Gene regulation underlies much of the functional variation between cells. Methods to artificially control gene expression are therefore useful both to engineer desired cell types and to tease out the logic underlying gene regulatory networks. In recent work, Wendell Lim, at the University of California, San Francisco, and Lei Qi, at Stanford University, and colleagues, describe clustered, regularly interspaced, short palindromic repeats (CRISPR)-Cas9–based gene regulation to for simultaneous activation and repression of genes in yeast and in human cells.
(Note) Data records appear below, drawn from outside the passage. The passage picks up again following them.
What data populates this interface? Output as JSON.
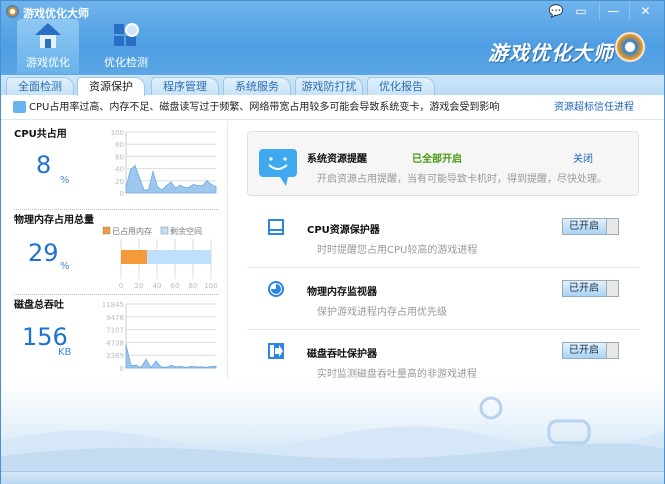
{
  "window": {
    "title": "游戏优化大师",
    "brand": "游戏优化大师",
    "controls": [
      "feedback",
      "skin",
      "minimize",
      "close"
    ]
  },
  "nav": [
    {
      "label": "游戏优化",
      "icon": "home-icon",
      "active": true
    },
    {
      "label": "优化检测",
      "icon": "scan-icon",
      "active": false
    }
  ],
  "tabs": [
    {
      "label": "全面检测"
    },
    {
      "label": "资源保护",
      "active": true
    },
    {
      "label": "程序管理"
    },
    {
      "label": "系统服务"
    },
    {
      "label": "游戏防打扰"
    },
    {
      "label": "优化报告"
    }
  ],
  "info": {
    "text": "CPU占用率过高、内存不足、磁盘读写过于频繁、网络带宽占用较多可能会导致系统变卡，游戏会受到影响",
    "link": "资源超标信任进程"
  },
  "cpu": {
    "title": "CPU共占用",
    "value": "8",
    "unit": "%"
  },
  "memory": {
    "title": "物理内存占用总量",
    "value": "29",
    "unit": "%",
    "legend": [
      "已占用内存",
      "剩余空间"
    ]
  },
  "disk": {
    "title": "磁盘总吞吐",
    "value": "156",
    "unit": "KB"
  },
  "chart_data": [
    {
      "type": "area",
      "ylim": [
        0,
        100
      ],
      "yticks": [
        "100",
        "80",
        "60",
        "40",
        "20",
        "0"
      ],
      "values": [
        10,
        38,
        45,
        25,
        5,
        5,
        35,
        10,
        5,
        12,
        18,
        8,
        13,
        9,
        9,
        14,
        12,
        12,
        20,
        14,
        10
      ],
      "color": "#9cc8f0"
    },
    {
      "type": "bar",
      "xlim": [
        0,
        100
      ],
      "xticks": [
        "0",
        "20",
        "40",
        "60",
        "80",
        "100"
      ],
      "series": [
        {
          "name": "已占用内存",
          "values": [
            29
          ],
          "color": "#f59a3a"
        },
        {
          "name": "剩余空间",
          "values": [
            71
          ],
          "color": "#bfe0fb"
        }
      ]
    },
    {
      "type": "area",
      "ylim": [
        0,
        11845
      ],
      "yticks": [
        "11845",
        "9476",
        "7107",
        "4738",
        "2369",
        "0"
      ],
      "values": [
        4300,
        500,
        500,
        100,
        1600,
        100,
        1300,
        200,
        100,
        500,
        200,
        300,
        100,
        300,
        200,
        200,
        100,
        300,
        300
      ],
      "color": "#9cc8f0"
    }
  ],
  "reminder": {
    "title": "系统资源提醒",
    "status": "已全部开启",
    "action": "关闭",
    "desc": "开启资源占用提醒，当有可能导致卡机时，得到提醒，尽快处理。",
    "status_color": "#4a9a12"
  },
  "protectors": [
    {
      "title": "CPU资源保护器",
      "desc": "时时提醒您占用CPU较高的游戏进程",
      "toggle": "已开启",
      "icon": "cpu-icon"
    },
    {
      "title": "物理内存监视器",
      "desc": "保护游戏进程内存占用优先级",
      "toggle": "已开启",
      "icon": "memory-pie-icon"
    },
    {
      "title": "磁盘吞吐保护器",
      "desc": "实时监测磁盘吞吐量高的非游戏进程",
      "toggle": "已开启",
      "icon": "disk-icon"
    }
  ]
}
As previously shown, an enzymatically inactive form of the Cas9 nuclease can be fused to activator or repressor modules to effect regulation of a gene of interest. The Cas9 fusion is targeted, in each case, by a coexpressed guide RNA (gRNA) designed to recognize the desired genomic site. In their newest twist on CRISPR-Cas9–based gene regulation, Lim, Qi and colleagues turn the gRNA into a scaffold to recruit factors in addition to Cas9 to the target site.

They achieve this by adding sequences recognized by an RNA-binding protein to the 3′ end of the gRNA. Upon coexpression, the cognate RNA-binding protein fused to an effector module of interest—VP64 for gene activation or KRAB for repression, for example—is recruited to the target site. In both yeast and human, a gRNA bearing one of the well-characterized MS2, PP7 or com sequences specifically recruits the respective binding protein MCP, PCP or Com to the targeted gene. The resulting regulatory activity depends on which effector is fused to the recruitment module.

Not every combination of recruitment and effector module is active, and the magnitude of expression change varies in yeast and human. Nevertheless, for several combinations, the recruitment strategy achieves larger gene activation than Cas9-VP64 alone. Notably, the approach permits the simultaneous activation and repression of multiple genes; it is used to modulate three genes in a branched metabolic yeast gene regulatory network, achieving control over five distinct phenotypic outcomes.

Orthogonal control of gene regulation at multiple loci may be applicable to screens of more complex regulatory combinations than have so far been possible. And although the effectors used in the present study are either activators or repressors, future work may well recruit other modifiers, such as epigenetic modifiers, to a target locus.